2 beginning in October 2023. (Id. ¶ 32.) Webster issued a default notice on December 5, 2023, demanding Dormitory Corp. “pay the past due monthly payments on or before December 20, 2023.” (Id. ¶ 36.) However, Dormitory Corp. did not cure the default, and failed “to pay monthly installments of principal and interest in each of the months thereafter, including the months of

December 2023, January 2024, February 2024, March 2024, April 2024, and May 2024.” (Id. ¶ 37.) On June 5, 2024, Plaintiff accelerated the indebtedness owed by Dormitory Corp. under the Bonds. (FAC ¶ 44.) Plaintiff now seeks to foreclose on the Mortgage and to extinguish the 1965 Deeds’ restrictive covenant requiring that the Property be held in trust for SCCC’s use. (Id. at 11–12.) PROCEDURAL HISTORY On July 17, 2024, Plaintiff filed the initial complaint seeking foreclosure of the Property against Defendants, extinguishment of the purported restrictive covenant, and appointment of a receiver. (Compl., ECF No. 10). Shortly thereafter, Plaintiff filed the First Amended Complaint.

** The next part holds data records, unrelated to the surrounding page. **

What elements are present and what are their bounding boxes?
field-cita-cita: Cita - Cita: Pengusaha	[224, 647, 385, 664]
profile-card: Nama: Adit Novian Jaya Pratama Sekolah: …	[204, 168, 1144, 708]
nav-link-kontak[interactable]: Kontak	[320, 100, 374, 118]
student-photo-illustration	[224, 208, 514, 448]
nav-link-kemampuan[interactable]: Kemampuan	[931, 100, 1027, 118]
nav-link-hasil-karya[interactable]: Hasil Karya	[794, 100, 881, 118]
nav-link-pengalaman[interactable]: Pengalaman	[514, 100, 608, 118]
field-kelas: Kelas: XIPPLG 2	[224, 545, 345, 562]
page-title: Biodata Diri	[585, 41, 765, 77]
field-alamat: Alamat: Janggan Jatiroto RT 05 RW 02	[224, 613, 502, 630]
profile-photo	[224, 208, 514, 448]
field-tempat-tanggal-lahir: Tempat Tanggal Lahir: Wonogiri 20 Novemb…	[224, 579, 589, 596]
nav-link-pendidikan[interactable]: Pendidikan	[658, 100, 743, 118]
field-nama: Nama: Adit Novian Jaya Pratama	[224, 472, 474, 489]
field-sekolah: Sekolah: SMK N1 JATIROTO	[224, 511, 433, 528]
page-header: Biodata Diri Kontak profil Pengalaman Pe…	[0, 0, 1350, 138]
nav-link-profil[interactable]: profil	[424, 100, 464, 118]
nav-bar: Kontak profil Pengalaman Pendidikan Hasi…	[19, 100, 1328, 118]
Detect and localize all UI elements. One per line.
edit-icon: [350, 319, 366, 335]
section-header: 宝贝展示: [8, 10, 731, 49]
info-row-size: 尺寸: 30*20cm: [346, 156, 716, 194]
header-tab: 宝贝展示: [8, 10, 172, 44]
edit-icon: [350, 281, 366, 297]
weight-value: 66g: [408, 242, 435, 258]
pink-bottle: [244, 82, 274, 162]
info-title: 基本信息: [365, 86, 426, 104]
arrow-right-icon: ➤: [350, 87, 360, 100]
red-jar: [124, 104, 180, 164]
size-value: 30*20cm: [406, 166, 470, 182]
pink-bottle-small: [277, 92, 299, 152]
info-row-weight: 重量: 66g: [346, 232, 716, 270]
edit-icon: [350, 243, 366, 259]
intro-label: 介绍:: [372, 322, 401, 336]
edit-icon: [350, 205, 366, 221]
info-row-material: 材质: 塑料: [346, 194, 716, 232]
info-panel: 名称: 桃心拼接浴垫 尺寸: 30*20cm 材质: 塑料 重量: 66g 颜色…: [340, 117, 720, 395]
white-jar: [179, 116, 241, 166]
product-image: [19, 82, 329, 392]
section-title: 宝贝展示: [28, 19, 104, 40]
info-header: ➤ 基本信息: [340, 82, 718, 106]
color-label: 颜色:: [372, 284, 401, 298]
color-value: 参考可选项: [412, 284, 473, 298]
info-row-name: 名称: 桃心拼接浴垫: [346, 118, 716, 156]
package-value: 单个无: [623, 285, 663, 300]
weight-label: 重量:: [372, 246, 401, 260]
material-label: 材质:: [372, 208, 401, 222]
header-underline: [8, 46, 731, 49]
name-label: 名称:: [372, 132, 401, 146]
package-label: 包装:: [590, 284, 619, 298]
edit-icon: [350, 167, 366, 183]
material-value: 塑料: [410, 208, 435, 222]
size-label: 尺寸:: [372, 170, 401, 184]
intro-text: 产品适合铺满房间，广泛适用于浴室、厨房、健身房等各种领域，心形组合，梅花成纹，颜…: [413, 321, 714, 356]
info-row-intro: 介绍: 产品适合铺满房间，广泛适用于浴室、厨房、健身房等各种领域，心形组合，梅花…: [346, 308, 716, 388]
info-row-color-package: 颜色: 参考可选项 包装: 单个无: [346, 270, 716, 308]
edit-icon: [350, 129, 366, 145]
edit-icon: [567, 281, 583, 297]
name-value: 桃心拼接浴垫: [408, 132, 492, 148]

(See generally FAC, ECF No. 34). On April 16, 2025, Defendants filed a partial motion to dismiss the Second Cause of Action in the FAC, accompanied by a supporting memorandum of law, which now sits before the Court. (Defs. Mot., ECF No. 92; Defs. Mem. in Support, ECF No. 94.) Plaintiff’s counsel filed an opposition to the Motion to Dismiss (Pltf. Opp., ECF No. 95) and Defendants filed a Reply thereafter. (Defs. Reply, ECF No. 99.) LEGAL STANDARD Under Rule 12(b)(6) of the Federal Rules of Civil Procedure, a claim is subject to dismissal for “failure to state a claim upon which relief can be granted” if it fails to state a legally cognizable claim. Fed. R. Civ. P. 12(b)(6). The claim must therefore contain sufficient allegations which,

3 when accepted as true, rise above “the speculative level” and “state a claim to relief that is plausible on its face.” Bell Atl. Corp. v. Twombly, 550 U.S. 544, 555, 570 (2007). A claim maintains facial plausibility when “the plaintiff pleads factual content that allows the court to draw the reasonable inference that the defendant is liable for the misconduct alleged.” Ashcroft v. Iqbal, 556 U.S. 662,

678 (2009) (quoting Twombly, 550 U.S. at 556). In examining a motion to dismiss under Rule 12(b)(6) the Court must regard all allegations as true and draw all reasonable inferences in favor of the plaintiff. Tsirelman v. Daines, 794 F.3d 310, 313 (2d Cir. 2015). However, this presumption does not apply to “threadbare recitals of the elements of a cause of action, supported by mere conclusory statements.” Iqbal, 556 U.S. at 678. A court may consider documents that are attached as exhibits to the complaint, or which are incorporated by reference. In re Thelen LLP, 736 F.3d 213, 219 (2d Cir. 2013) (holding a court may, “consider only the complaint, any written instrument attached to the complaint as an exhibit, any statements or documents incorporated in it by reference, and any document upon which the complaint heavily relies.”); see also Chambers v. Time Warner, Inc., 282 F.3d 147, 152–153 (2d

Cir. 2002). Furthermore, a court is not bound to regard as true allegations in the complaint which are contradicted by written documents attached as exhibits or incorporated by reference. See Faber v. Metropolitan Life Insurance Co., 648 F.3d 98, 104 (2d Cir. 2011); see also Roth v. Jennings, 489 F.3d 499, 510–11 (2d Cir. 2007) (holding that when evaluating a motion to dismiss, a court may consider documents incorporated by reference and may reject allegations that are contradicted by those documents.) DISCUSSION Any party seeking to extinguish a restriction on real property for the benefit of charity or education must meet the requirements of Real Property Actions and Proceedings Law (“RPAPL”)

4 § 1955. RPAPL § 1955 governs the extinguishment of restrictions on real property, including those imposed for “educational” purposes. Up State Tower Co., LLC v.